SANTE-OUGANDA: La lutte contre la contrefaçon se fait-elle au détriment des malades ougandais ?
Wambi Michael KAMPALA, 16 mars (IPS) - L'Ouganda prépare une nouvelle loi visant à lutter contre l'importation de
médicaments contrefaits à bas prix. L'Union européenne finance la
préparation d’un projet de loi en ce sens. Mais les détracteurs de ce projet
estiment que la définition de la contrefaçon est si large dans le texte que
la production ou l'importation de médicaments génériques - des copies bon
marché de médicaments connus – pourraient notamment tomber sous le coup de
la nouvelle législation. Ce qui menace de rendre des traitements médicaux
contre le sida ou le paludisme carrément inaccessible pour la majorité des
Ougandais. Ce pays pauvre doit importer 90 % de ses médicaments dont 93 %
sont des produits génériques.
Simon Lokodo, le ministre ougandais de l'Industrie, a confirmé le soutien de
l'Union européenne dans l’élaboration de la nouvelle législation. « Grâce à
l'argent, nous avons pu recruter une personne qui nous a aidé à élucider
l'affaire et nous a permis de travailler avec d'autres partenaires. La
proposition est maintenant à l’ordre du jour du gouvernement ougandais ». Le
ministre Lokodo n’y voit aucun problème. "Tout le monde voit que nos marchés
sont inondés par la contrefaçon. Cela affecte tout le monde et nos
entreprises en souffrent également.

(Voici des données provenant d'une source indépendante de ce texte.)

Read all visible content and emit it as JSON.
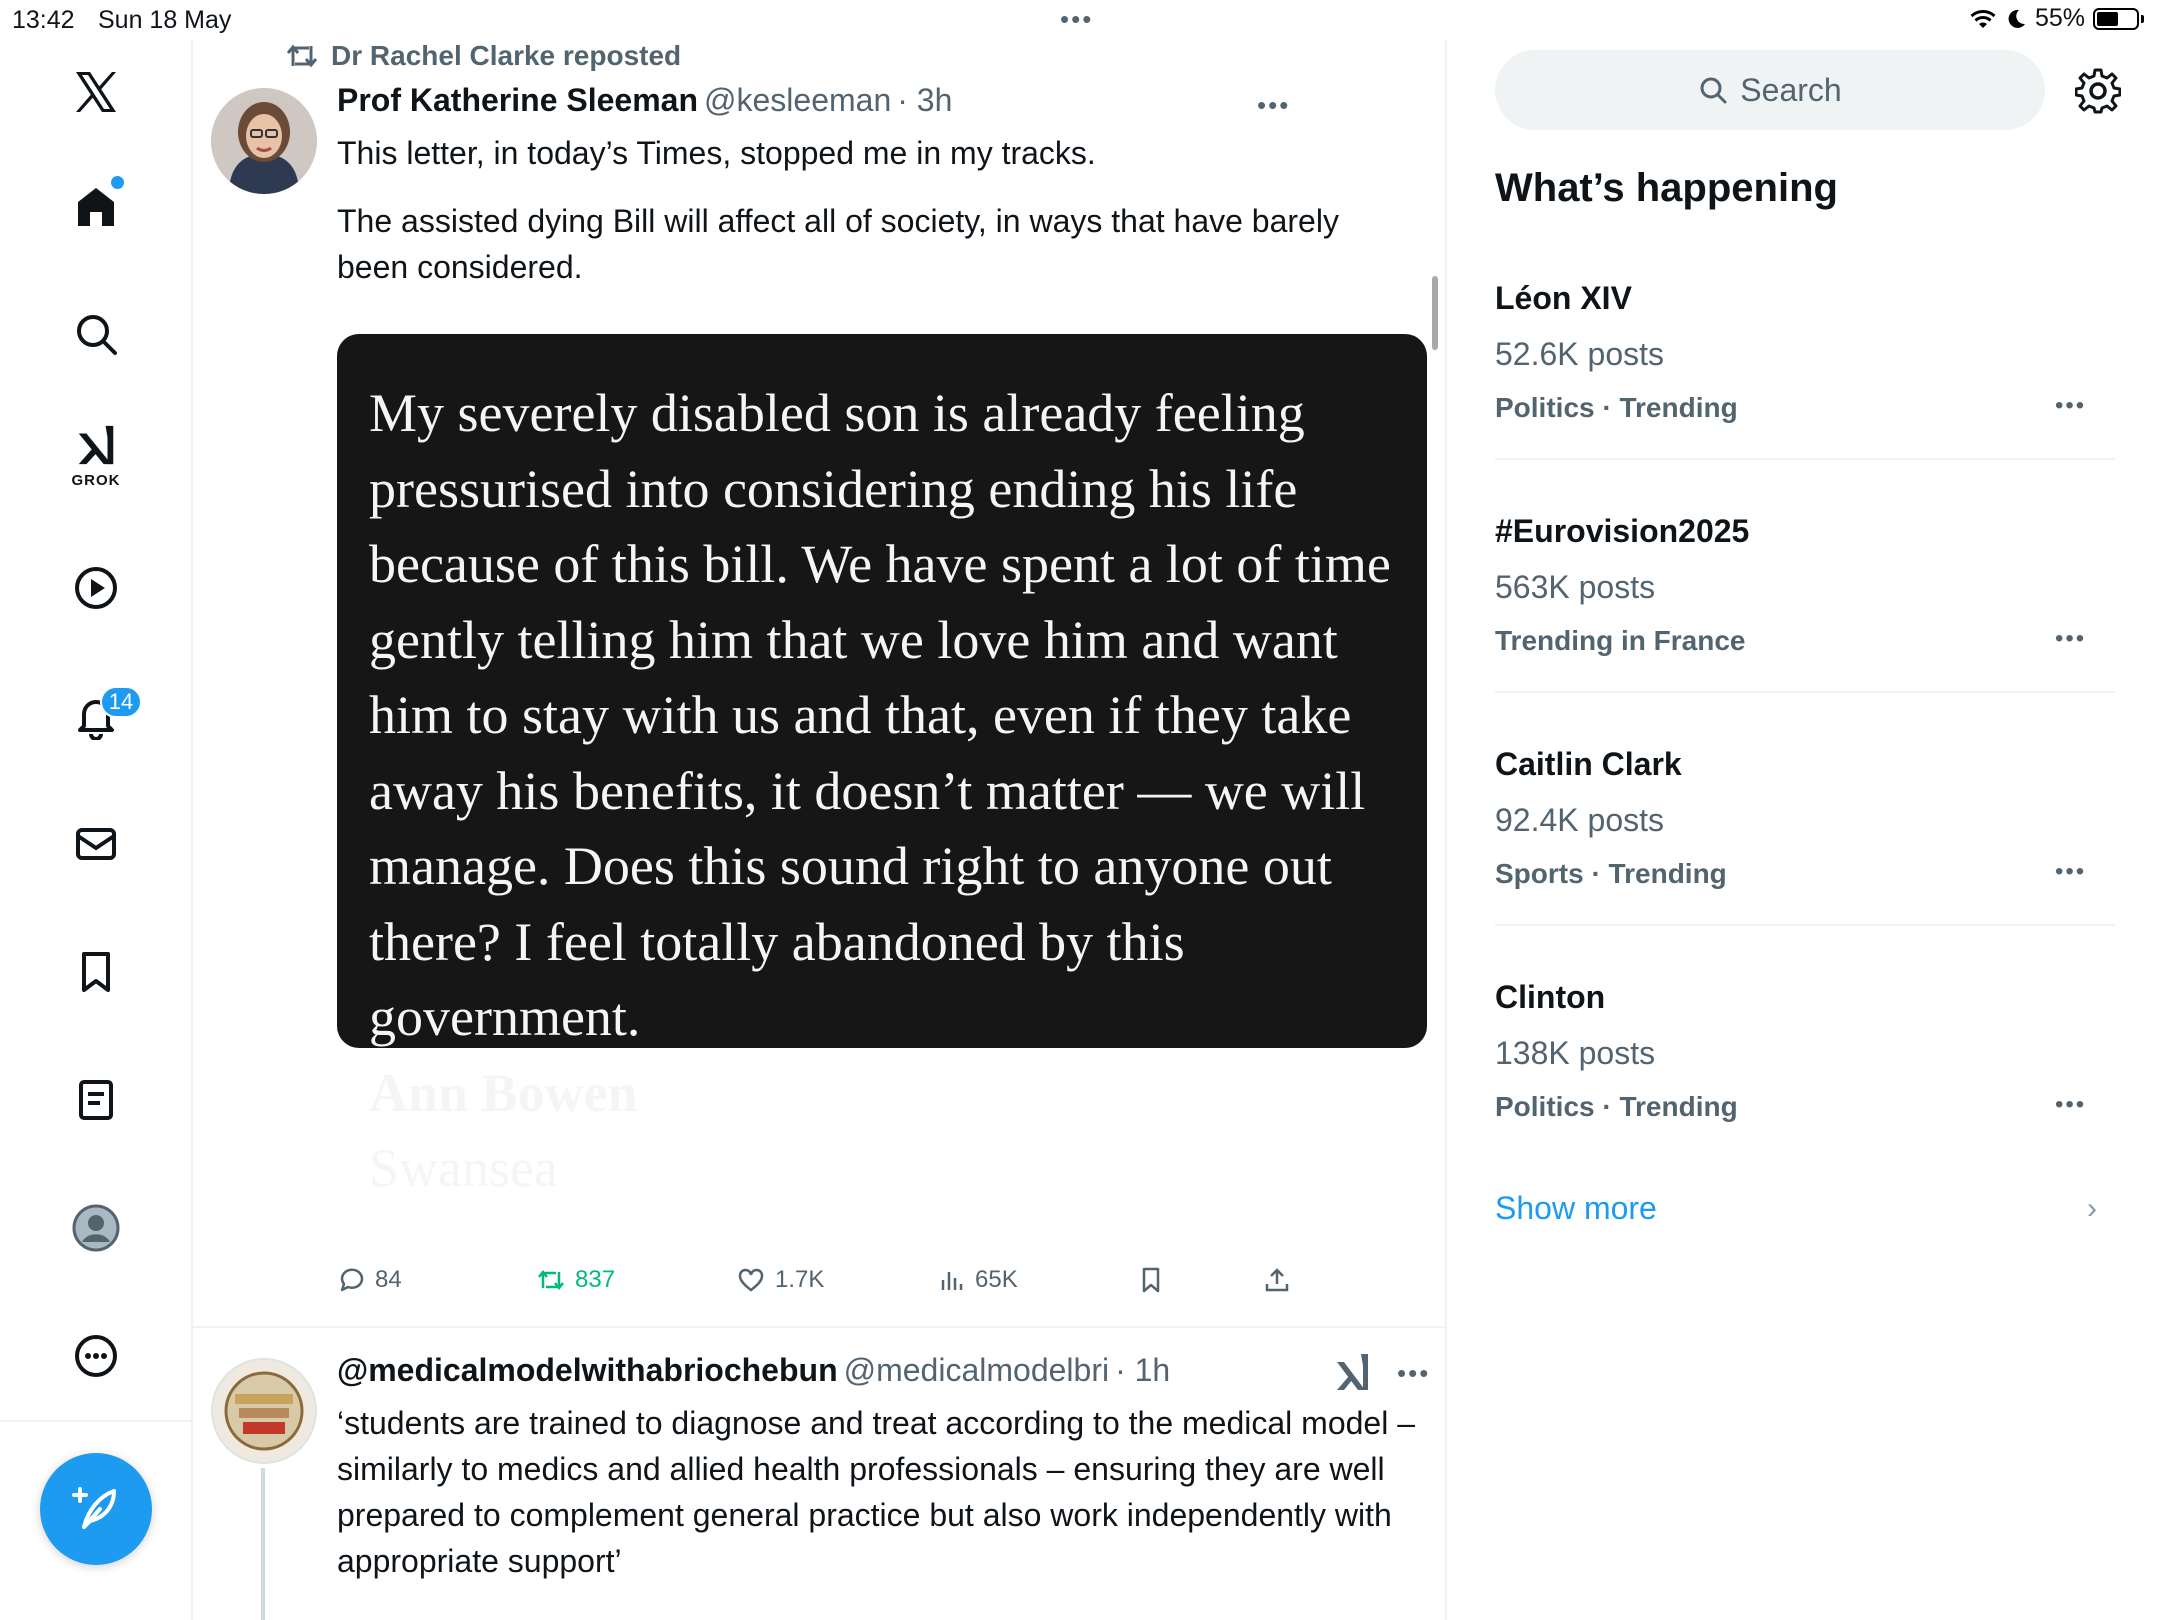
{
  "status_bar": {
    "time": "13:42",
    "date": "Sun 18 May",
    "battery": "55%",
    "battery_level": 0.55,
    "dots": "•••"
  },
  "nav": {
    "grok_label": "GROK",
    "notifications_count": "14",
    "items": [
      "x-logo-icon",
      "home-icon",
      "search-icon",
      "grok-icon",
      "video-icon",
      "bell-icon",
      "mail-icon",
      "bookmark-icon",
      "lists-icon",
      "profile-icon",
      "more-icon"
    ]
  },
  "post1": {
    "repost_by": "Dr Rachel Clarke reposted",
    "author_name": "Prof Katherine Sleeman",
    "author_handle": "@kesleeman",
    "time": "· 3h",
    "more": "•••",
    "text_line1": "This letter, in today’s Times, stopped me in my tracks.",
    "text_line2": "The assisted dying Bill will affect all of society, in ways that have barely been considered.",
    "letter_body": "My severely disabled son is already feeling pressurised into considering ending his life because of this bill. We have spent a lot of time gently telling him that we love him and want him to stay with us and that, even if they take away his benefits, it doesn’t matter — we will manage. Does this sound right to anyone out there? I feel totally abandoned by this government.",
    "letter_author": "Ann Bowen",
    "letter_place": "Swansea",
    "replies": "84",
    "reposts": "837",
    "likes": "1.7K",
    "views": "65K"
  },
  "post2": {
    "author_name": "@medicalmodelwithabriochebun",
    "author_handle": "@medicalmodelbri",
    "time": "· 1h",
    "more": "•••",
    "text": "‘students are trained to diagnose and treat according to the medical model – similarly to medics and allied health professionals – ensuring they are well prepared to complement general practice but also work independently with appropriate support’"
  },
  "sidebar": {
    "search_placeholder": "Search",
    "whats_happening": "What’s happening",
    "trends": [
      {
        "name": "Léon XIV",
        "count": "52.6K posts",
        "category": "Politics · Trending"
      },
      {
        "name": "#Eurovision2025",
        "count": "563K posts",
        "category": "Trending in France"
      },
      {
        "name": "Caitlin Clark",
        "count": "92.4K posts",
        "category": "Sports · Trending"
      },
      {
        "name": "Clinton",
        "count": "138K posts",
        "category": "Politics · Trending"
      }
    ],
    "more_dots": "•••",
    "show_more": "Show more",
    "chevron": "›"
  },
  "colors": {
    "accent": "#1d9bf0",
    "repost_green": "#00ba7c",
    "muted_text": "#536471",
    "letter_bg": "#161616"
  }
}
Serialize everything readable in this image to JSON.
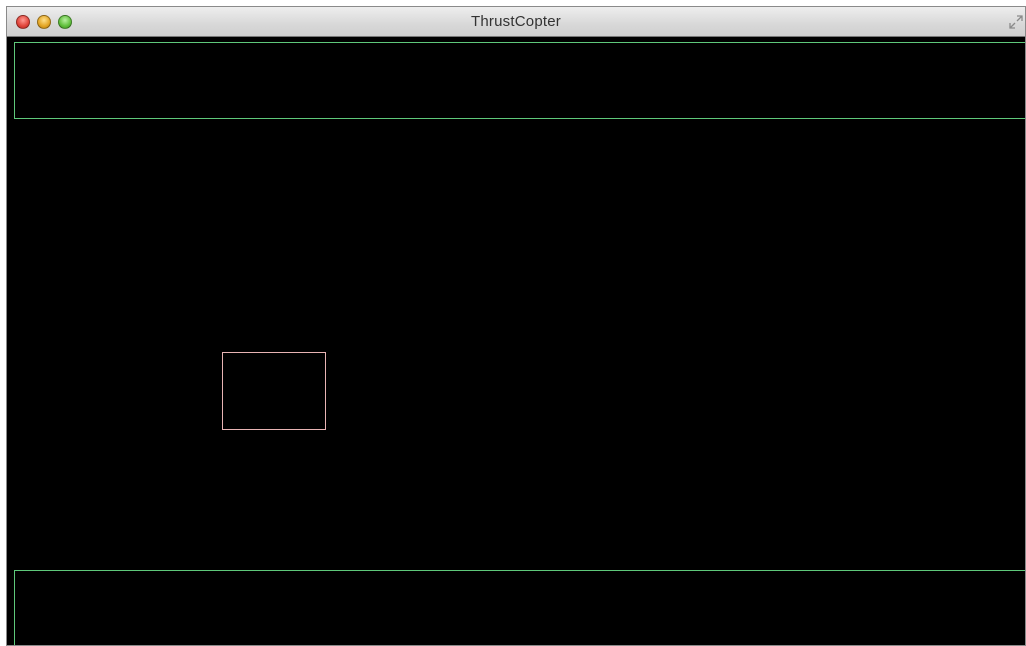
{
  "window": {
    "title": "ThrustCopter"
  },
  "icons": {
    "close": "close-button",
    "minimize": "minimize-button",
    "zoom": "zoom-button",
    "fullscreen": "fullscreen-icon"
  },
  "colors": {
    "background": "#000000",
    "wall_outline": "#5ec87a",
    "copter_outline": "#e8b4b4"
  }
}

Je pense que nous ferions bien de
coopérer avec l'UE et d'autres partenaires pour lutter contre la
contrefaçon".
Confusion
La délégation de l'UE en Ouganda affirme que le projet de loi ne vise pas
l'importation des médicaments mais « seulement les personnes qui violent les
droits de propriété intellectuelle. La contrefaçon ne doit pas être
confondue avec des médicaments génériques », a rappelé Alex Nakajjo de la
délégation européenne. L'Ouganda est parmi les pays les moins avancés en
matière de développement et doit, selon l'Organisation mondiale du commerce,
faire le nécessaire pour protéger d’ici 2016 les brevets sur les
médicaments. Selon Nakajjo, l'UE s'est engagée face aux populations des pays
en voie de développement à rendre l’accès plus facile aux médicaments
génériques.
Pourtant le projet de loi ougandais ne fait aucune distinction entre les
médicaments génériques juridiquement inattaquables et la contrefaçon,
d’après le PIJIP, un programme de l'Université de droit à Washington qui
aide les pays en voie de développement à avoir accès plus facilement aux
médicaments génériques.
Pour Sisule Musungu, expert ougandais en matière de brevets, il est clair
que le projet de loi ne vise pas à protéger la population ougandaise contre
les médicaments contrefaits. La preuve serait que le projet de loi en
question soit traité par le ministère du Commerce et non celui de la Santé.
Musungu n’est pas non plus surpris par le rôle que joue l'Europe dans ce
dossier. D’après lui, les droits de propriété intellectuelle sont de plus en
plus importants pour l'UE, depuis que des pays comme le Brésil, l’Inde ou la
Chine sont désormais devenus imbattables dans le commerce des produits
agricoles ou des biens industriels. Il existe actuellement beaucoup de
résistances dans les pays en voie de développement à faire des concessions
en termes de droits de propriété intellectuelle. En luttant contre la
contrefaçon, certaines objections peuvent être contournées.
D'autres experts juridiques rappellent que l'Ouganda dispose déjà des lois
nécessaires pour lutter vraiment à la contrefaçon.